Slager, who is from the Netherlands, came to South Africa in 1997 after graduating with his BA (Hons) in marketing management from Saxion University of Applied Sciences. He spent 17 years in the FMCG sector in South Africa and in Malta and Cyprus before transitioning to private higher education in 2014 when he joined Monash South Africa, first as sales director and later as head of sales and marketing.
It was a seminal moment.
“I came to a crossroads in my life,” he explains, “I realised I wanted to make a lasting impact on people’s lives. In the FMCG world, you can sell a person a chocolate and sell them another one an hour later. In the world of education, it’s about selling a journey of lifelong learning, because in this day and age knowledge doubles every day and all of us need to upskill continuously.”
At Henley Africa, Slager hopes to impact lives by growing the business through growing access to the school’s unique ladder of learning that culminates in South Africa’s only locally offered internationally recognised executive MBA.
“ It’s the flywheel effect; if people become educated and prosper their communities prosper. If the community prospers, the country prospers. It really is about building the people who will build the businesses and organisations that will build Africa,” he says.
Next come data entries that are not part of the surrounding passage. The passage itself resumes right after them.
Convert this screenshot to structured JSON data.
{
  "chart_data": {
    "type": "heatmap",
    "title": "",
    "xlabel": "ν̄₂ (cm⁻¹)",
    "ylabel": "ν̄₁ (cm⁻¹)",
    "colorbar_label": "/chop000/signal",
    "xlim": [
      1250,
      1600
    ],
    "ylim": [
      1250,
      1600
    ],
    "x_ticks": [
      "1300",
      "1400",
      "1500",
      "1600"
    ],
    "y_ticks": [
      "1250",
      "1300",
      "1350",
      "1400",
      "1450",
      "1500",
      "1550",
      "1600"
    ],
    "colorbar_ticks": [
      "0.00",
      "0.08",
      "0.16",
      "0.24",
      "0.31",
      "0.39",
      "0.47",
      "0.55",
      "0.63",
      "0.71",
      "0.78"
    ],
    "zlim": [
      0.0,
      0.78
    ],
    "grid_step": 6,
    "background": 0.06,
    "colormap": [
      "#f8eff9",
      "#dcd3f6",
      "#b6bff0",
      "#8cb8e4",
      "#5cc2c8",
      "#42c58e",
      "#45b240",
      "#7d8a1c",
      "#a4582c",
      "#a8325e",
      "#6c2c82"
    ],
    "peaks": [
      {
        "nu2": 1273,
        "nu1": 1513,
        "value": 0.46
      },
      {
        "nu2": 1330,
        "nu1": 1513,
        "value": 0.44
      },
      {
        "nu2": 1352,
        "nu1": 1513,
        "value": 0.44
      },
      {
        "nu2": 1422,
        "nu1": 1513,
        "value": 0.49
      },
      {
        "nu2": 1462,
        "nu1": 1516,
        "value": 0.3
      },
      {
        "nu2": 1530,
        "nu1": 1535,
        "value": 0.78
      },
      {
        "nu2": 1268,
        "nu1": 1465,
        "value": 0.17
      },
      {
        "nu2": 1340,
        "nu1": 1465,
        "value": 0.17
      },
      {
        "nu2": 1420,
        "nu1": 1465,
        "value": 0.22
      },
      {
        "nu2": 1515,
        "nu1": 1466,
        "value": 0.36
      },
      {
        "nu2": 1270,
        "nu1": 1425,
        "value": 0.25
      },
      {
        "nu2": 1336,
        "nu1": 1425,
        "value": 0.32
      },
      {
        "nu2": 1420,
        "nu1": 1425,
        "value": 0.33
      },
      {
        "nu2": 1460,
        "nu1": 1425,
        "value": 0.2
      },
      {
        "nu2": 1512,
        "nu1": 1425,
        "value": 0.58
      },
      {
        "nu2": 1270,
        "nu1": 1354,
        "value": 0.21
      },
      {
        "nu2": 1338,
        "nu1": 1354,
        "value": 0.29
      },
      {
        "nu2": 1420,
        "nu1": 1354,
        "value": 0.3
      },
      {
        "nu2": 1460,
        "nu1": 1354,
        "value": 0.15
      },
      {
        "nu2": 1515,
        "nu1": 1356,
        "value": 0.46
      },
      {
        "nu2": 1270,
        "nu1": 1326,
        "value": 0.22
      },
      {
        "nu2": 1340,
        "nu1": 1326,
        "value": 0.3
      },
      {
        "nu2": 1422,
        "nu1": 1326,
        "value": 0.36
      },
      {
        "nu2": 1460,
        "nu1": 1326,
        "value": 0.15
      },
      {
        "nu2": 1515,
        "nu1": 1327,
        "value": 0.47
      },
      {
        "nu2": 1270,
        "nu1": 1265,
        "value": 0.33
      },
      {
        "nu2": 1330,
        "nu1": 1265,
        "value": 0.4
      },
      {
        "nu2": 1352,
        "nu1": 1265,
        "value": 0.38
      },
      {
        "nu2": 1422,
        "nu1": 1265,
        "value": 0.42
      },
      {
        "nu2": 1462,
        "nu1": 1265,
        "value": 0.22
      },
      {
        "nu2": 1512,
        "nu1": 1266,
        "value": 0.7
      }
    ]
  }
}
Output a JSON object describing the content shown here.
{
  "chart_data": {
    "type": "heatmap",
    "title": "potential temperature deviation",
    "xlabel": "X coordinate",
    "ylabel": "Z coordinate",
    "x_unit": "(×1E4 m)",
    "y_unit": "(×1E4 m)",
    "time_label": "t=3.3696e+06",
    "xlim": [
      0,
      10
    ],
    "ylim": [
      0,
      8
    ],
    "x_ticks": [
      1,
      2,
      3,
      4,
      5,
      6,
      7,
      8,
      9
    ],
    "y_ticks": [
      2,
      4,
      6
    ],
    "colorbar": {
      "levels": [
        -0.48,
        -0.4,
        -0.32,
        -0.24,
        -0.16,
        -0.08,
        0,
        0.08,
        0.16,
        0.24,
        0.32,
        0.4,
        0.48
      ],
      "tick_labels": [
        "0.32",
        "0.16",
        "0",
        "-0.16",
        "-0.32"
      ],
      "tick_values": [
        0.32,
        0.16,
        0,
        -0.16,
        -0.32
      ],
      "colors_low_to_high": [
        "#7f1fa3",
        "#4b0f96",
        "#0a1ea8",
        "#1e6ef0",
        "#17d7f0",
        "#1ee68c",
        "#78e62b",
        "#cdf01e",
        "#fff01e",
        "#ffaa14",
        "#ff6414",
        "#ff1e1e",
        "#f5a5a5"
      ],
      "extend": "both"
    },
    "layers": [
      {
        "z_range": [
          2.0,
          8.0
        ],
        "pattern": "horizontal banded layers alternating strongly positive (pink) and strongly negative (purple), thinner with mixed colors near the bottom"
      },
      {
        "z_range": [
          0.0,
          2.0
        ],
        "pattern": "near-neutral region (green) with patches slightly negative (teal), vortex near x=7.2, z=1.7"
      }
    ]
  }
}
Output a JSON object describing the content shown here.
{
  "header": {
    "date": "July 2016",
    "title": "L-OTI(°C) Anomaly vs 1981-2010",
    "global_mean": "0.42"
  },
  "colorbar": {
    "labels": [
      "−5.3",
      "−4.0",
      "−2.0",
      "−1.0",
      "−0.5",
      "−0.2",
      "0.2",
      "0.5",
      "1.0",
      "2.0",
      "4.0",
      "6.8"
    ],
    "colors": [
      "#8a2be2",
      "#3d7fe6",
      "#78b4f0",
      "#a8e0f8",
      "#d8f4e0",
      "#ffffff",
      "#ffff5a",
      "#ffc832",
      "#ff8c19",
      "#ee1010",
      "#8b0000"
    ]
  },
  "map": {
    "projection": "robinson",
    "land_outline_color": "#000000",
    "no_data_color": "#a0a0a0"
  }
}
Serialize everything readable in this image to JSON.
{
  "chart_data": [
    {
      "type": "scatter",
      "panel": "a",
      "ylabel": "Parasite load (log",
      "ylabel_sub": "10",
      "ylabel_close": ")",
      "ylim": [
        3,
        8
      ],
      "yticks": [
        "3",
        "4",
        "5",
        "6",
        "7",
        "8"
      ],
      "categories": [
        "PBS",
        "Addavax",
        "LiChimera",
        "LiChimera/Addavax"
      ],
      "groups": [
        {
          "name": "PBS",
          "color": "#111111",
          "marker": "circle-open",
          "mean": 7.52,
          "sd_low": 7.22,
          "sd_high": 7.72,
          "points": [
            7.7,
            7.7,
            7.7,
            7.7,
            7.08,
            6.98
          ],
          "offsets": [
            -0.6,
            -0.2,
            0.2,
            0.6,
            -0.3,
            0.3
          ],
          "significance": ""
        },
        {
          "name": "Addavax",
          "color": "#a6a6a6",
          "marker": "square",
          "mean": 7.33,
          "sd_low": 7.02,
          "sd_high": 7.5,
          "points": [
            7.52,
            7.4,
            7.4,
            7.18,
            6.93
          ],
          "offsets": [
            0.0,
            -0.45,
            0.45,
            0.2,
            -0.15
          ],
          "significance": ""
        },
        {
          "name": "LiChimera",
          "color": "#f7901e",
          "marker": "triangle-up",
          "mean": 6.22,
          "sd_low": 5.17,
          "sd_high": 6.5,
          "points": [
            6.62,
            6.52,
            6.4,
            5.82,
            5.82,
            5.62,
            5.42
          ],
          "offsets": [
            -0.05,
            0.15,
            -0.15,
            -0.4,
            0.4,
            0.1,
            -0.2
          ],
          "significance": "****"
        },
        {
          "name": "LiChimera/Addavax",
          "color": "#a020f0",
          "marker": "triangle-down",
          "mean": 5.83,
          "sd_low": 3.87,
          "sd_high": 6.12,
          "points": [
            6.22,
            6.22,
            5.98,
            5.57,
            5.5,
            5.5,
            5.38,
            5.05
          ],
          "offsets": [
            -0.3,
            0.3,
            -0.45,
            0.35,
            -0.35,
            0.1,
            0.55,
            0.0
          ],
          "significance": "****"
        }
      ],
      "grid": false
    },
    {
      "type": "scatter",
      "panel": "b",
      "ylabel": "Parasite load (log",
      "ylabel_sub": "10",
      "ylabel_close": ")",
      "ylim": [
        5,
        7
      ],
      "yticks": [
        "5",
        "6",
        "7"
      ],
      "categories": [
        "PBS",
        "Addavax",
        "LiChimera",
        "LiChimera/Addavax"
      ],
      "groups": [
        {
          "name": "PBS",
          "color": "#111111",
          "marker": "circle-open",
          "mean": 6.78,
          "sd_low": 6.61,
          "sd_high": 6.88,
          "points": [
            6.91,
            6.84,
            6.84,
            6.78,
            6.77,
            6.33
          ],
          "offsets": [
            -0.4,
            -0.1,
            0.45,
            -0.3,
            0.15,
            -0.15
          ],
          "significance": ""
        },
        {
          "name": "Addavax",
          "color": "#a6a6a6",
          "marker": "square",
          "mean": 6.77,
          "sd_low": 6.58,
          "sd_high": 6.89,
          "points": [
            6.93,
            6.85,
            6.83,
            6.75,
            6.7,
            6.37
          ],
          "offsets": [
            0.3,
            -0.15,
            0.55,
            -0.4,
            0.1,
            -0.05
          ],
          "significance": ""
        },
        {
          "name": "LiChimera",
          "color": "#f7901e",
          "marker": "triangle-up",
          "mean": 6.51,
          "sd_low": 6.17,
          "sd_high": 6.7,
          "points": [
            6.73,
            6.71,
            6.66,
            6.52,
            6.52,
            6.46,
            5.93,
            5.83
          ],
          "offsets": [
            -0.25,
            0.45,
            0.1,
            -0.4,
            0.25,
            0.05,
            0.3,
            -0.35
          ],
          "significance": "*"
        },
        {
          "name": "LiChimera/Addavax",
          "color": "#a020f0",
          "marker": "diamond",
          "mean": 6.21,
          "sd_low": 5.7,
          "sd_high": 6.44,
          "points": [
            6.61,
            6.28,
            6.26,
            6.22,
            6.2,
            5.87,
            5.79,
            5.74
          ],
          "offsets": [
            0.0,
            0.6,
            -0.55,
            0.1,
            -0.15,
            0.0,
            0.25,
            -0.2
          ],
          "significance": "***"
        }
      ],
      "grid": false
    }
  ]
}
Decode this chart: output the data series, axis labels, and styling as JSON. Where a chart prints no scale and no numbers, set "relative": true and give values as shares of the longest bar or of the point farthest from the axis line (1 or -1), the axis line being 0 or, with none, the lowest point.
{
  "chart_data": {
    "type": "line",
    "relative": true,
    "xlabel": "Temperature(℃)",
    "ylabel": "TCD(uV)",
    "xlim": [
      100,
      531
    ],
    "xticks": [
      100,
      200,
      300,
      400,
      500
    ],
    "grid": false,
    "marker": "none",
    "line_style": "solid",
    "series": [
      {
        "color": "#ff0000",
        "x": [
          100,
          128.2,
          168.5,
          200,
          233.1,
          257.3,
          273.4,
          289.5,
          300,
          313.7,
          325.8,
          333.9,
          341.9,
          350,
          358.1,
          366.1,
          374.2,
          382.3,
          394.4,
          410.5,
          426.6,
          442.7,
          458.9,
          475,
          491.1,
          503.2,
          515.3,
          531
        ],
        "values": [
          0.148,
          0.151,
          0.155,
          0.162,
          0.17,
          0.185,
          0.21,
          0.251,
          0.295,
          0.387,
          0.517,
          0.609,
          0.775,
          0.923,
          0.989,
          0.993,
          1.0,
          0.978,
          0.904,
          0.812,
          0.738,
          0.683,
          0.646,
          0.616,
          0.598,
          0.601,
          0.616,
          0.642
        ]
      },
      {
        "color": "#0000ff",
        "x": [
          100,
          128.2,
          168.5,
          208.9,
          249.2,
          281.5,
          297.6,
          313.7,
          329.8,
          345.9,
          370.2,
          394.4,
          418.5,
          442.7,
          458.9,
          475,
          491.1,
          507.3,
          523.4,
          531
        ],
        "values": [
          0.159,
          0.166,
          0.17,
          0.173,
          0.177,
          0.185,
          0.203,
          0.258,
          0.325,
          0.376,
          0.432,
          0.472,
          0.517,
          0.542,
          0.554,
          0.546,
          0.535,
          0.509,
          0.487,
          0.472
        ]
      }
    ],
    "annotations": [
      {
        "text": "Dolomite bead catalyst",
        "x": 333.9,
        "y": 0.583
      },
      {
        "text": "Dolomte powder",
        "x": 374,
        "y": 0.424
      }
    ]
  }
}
For Henley Africa dean and director Jon Foster-Pedley, Slager’s appointment is part of the school’s ongoing evolution.
“We’ve been growing exponentially over the last 10 years, but the pandemic provided the opportunity for us to take our growth to the next level. We entered an incredibly fertile time developing new programmes and courses especially relevant to the challenges the world finds itself in currently – and we’ve managed to attract first class staff who really want to be part of the Henley Africa experience and contribute to that journey.
“Martijn is perfect proof of just that, a head of sales with his own MBA degree going out to evangelise the need for executive education – holding the very degree he is marketing. It’s yet another aspect of what makes the Henley Africa experience unique, we use the same tools we teach to improve ourselves and to build our community – and our continent.”
For Slager, the key to his success will be building relationships: “what I do is sell partnerships; between institutions for their staff and with individual students. You want them to keep coming back to Henley Africa as their trusted partner to help and guide them as their lives evolve.”